Just a few months after, I was walking my way home – a 40-yard long grassy stretch from the highway – when I encountered that same yellow bike and that same man. This time, he jacked off in front me, a sinister look on his face all the while saying vulgarities. I ran home as fast as I could, not minding my backpack full of books and talked frantically to my mom. But by the time she went to check things out, he was already gone.
Those two encounters turned into three. And then, they turned into more.
It seemed like he was just waiting in a corner, ready to pounce on me. For three years, he always ended up “victimizing” me – early mornings on my way to school, in the afternoons when I come home, even during noontime breaks on occasions when I decide to go back to my house to get some school things. Nevertheless, only two or three of my neighbors encountered him, and those were limited – only twice or thrice. Furthermore, they didn’t seem to look so fazed out with these encounters like me. So, I resolved to put on a brave face.

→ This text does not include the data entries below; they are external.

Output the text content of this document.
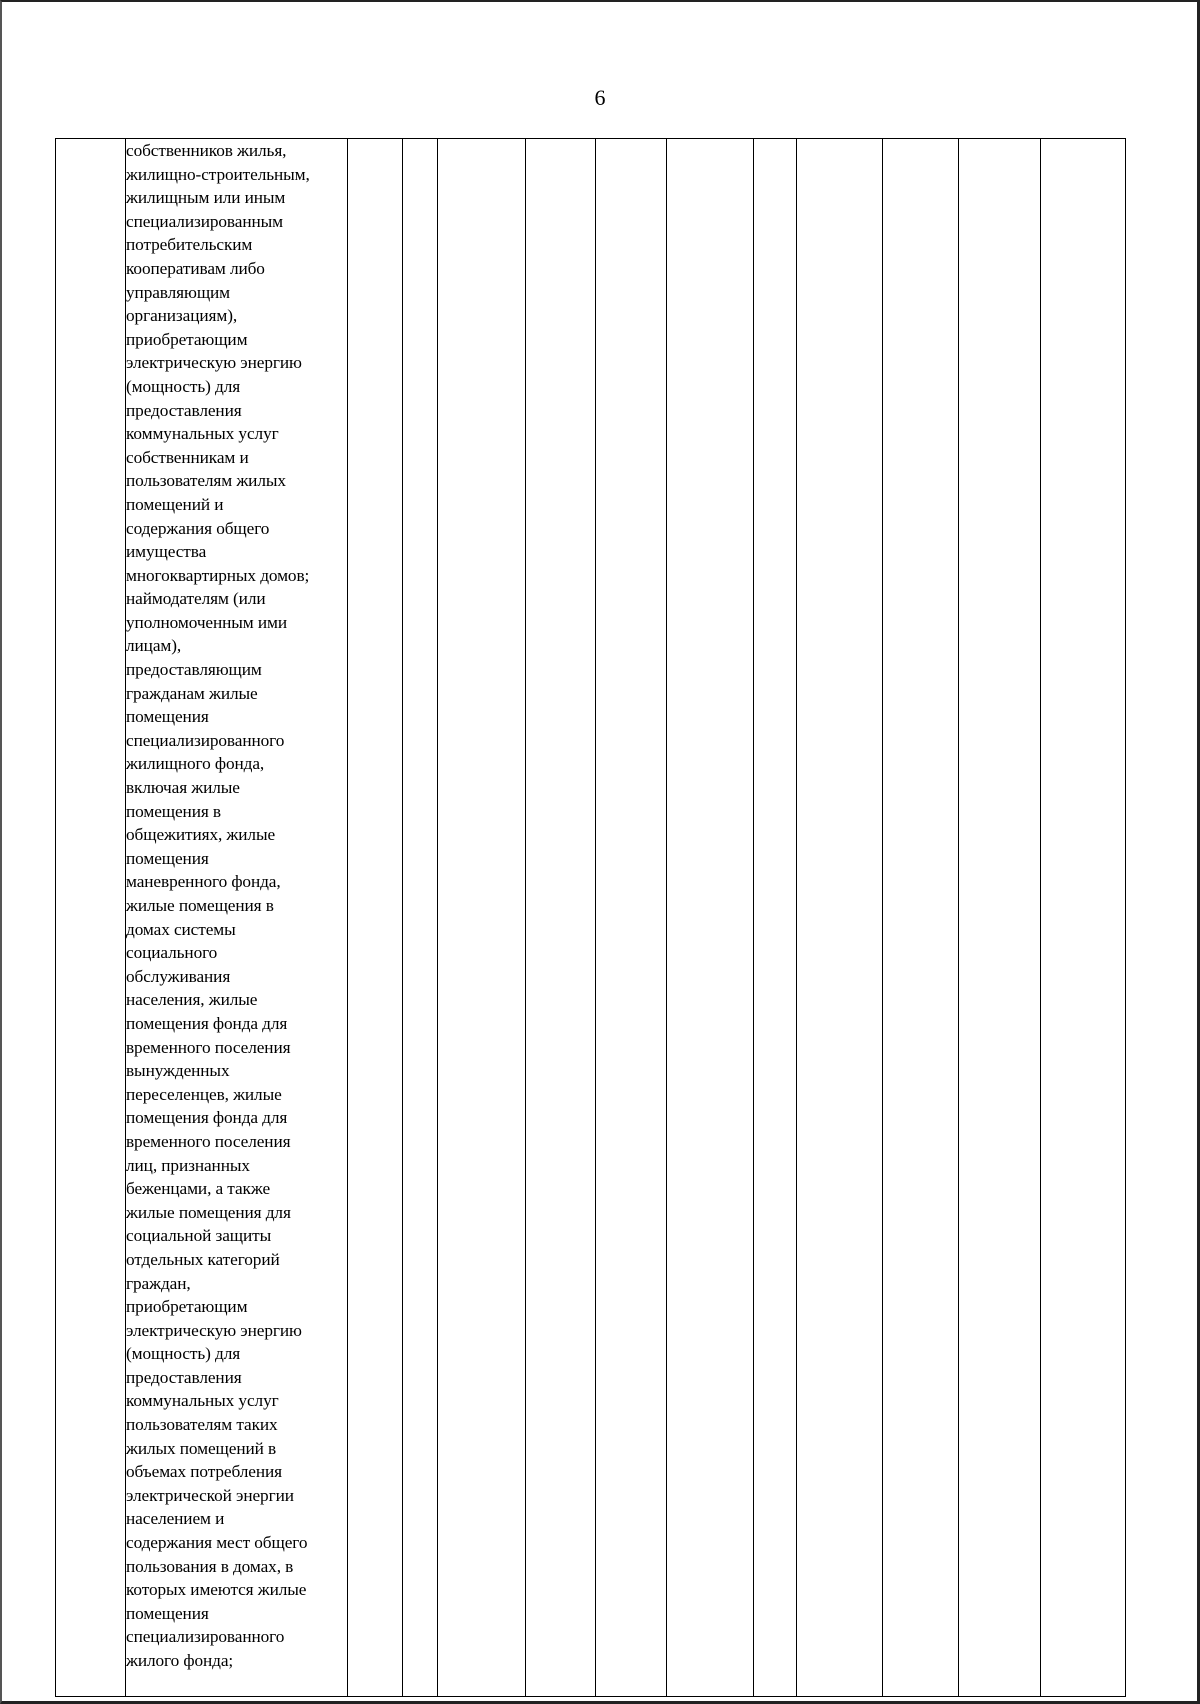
6

собственников жилья,
жилищно-строительным,
жилищным или иным
специализированным
потребительским
кооперативам либо
управляющим
организациям),
приобретающим
электрическую энергию
(мощность) для
предоставления
коммунальных услуг
собственникам и
пользователям жилых
помещений и
содержания общего
имущества
многоквартирных домов;
наймодателям (или
уполномоченным ими
лицам),
предоставляющим
гражданам жилые
помещения
специализированного
жилищного фонда,
включая жилые
помещения в
общежитиях, жилые
помещения
маневренного фонда,
жилые помещения в
домах системы
социального
обслуживания
населения, жилые
помещения фонда для
временного поселения
вынужденных
переселенцев, жилые
помещения фонда для
временного поселения
лиц, признанных
беженцами, а также
жилые помещения для
социальной защиты
отдельных категорий
граждан,
приобретающим
электрическую энергию
(мощность) для
предоставления
коммунальных услуг
пользователям таких
жилых помещений в
объемах потребления
электрической энергии
населением и
содержания мест общего
пользования в домах, в
которых имеются жилые
помещения
специализированного
жилого фонда;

However, fear always accompanied my walks towards and from my own house. There were times I’d run those 40 yards as fast as I could, times I’d utter endless prayers in my mind as I ran, and most of the time, I carried something sharp inside my uniform’s pocket.

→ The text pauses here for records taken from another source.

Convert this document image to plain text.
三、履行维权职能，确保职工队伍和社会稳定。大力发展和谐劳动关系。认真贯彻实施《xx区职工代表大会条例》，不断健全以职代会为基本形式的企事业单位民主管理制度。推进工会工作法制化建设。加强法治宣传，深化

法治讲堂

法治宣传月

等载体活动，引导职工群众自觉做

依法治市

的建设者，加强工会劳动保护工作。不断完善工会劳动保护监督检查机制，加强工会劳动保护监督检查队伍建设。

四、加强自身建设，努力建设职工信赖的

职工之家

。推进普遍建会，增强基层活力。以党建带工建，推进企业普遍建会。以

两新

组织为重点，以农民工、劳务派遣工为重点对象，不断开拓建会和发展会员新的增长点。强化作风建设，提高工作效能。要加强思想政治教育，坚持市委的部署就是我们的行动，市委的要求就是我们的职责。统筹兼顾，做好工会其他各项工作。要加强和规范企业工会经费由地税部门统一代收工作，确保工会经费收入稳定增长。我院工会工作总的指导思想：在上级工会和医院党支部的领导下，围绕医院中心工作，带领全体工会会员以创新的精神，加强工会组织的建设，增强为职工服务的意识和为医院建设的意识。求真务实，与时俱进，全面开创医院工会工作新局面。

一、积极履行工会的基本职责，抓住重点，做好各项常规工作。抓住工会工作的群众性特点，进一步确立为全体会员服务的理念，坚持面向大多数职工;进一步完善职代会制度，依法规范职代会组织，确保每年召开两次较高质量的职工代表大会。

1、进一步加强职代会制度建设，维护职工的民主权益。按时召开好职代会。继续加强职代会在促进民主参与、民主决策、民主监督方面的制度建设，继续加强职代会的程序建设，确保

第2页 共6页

My fear of this nameless man gripped me so hard that whenever I see someone biking, my heart would frantically hammer inside my chest while my brain would tell me to run away on repeat. It controlled my young life for over three years. “When you are traumatized, you lose control of your life”, says Mary Ellen Copeland, Ph.D.
It has been over 15 years since. I want to say that I’m over that nightmare, but I’m not. I’m still scared of yellow bikes. I always feel wary of crop-haired strangers by habit. Thankfully, my parents don’t live in the same neighborhood anymore, so visiting them isn’t a problem. According to Sharie Stines, Psy.D., “Healing requires patience, understanding, safety, and validation.”
Years may have passed, but questions about that part of my life remain unanswered. Would it have made a difference if I brought my concerns to the police? Would they take notice of my case even if there was no physical contact involved? Or would they have dismissed it as some baseless worries of a young girl?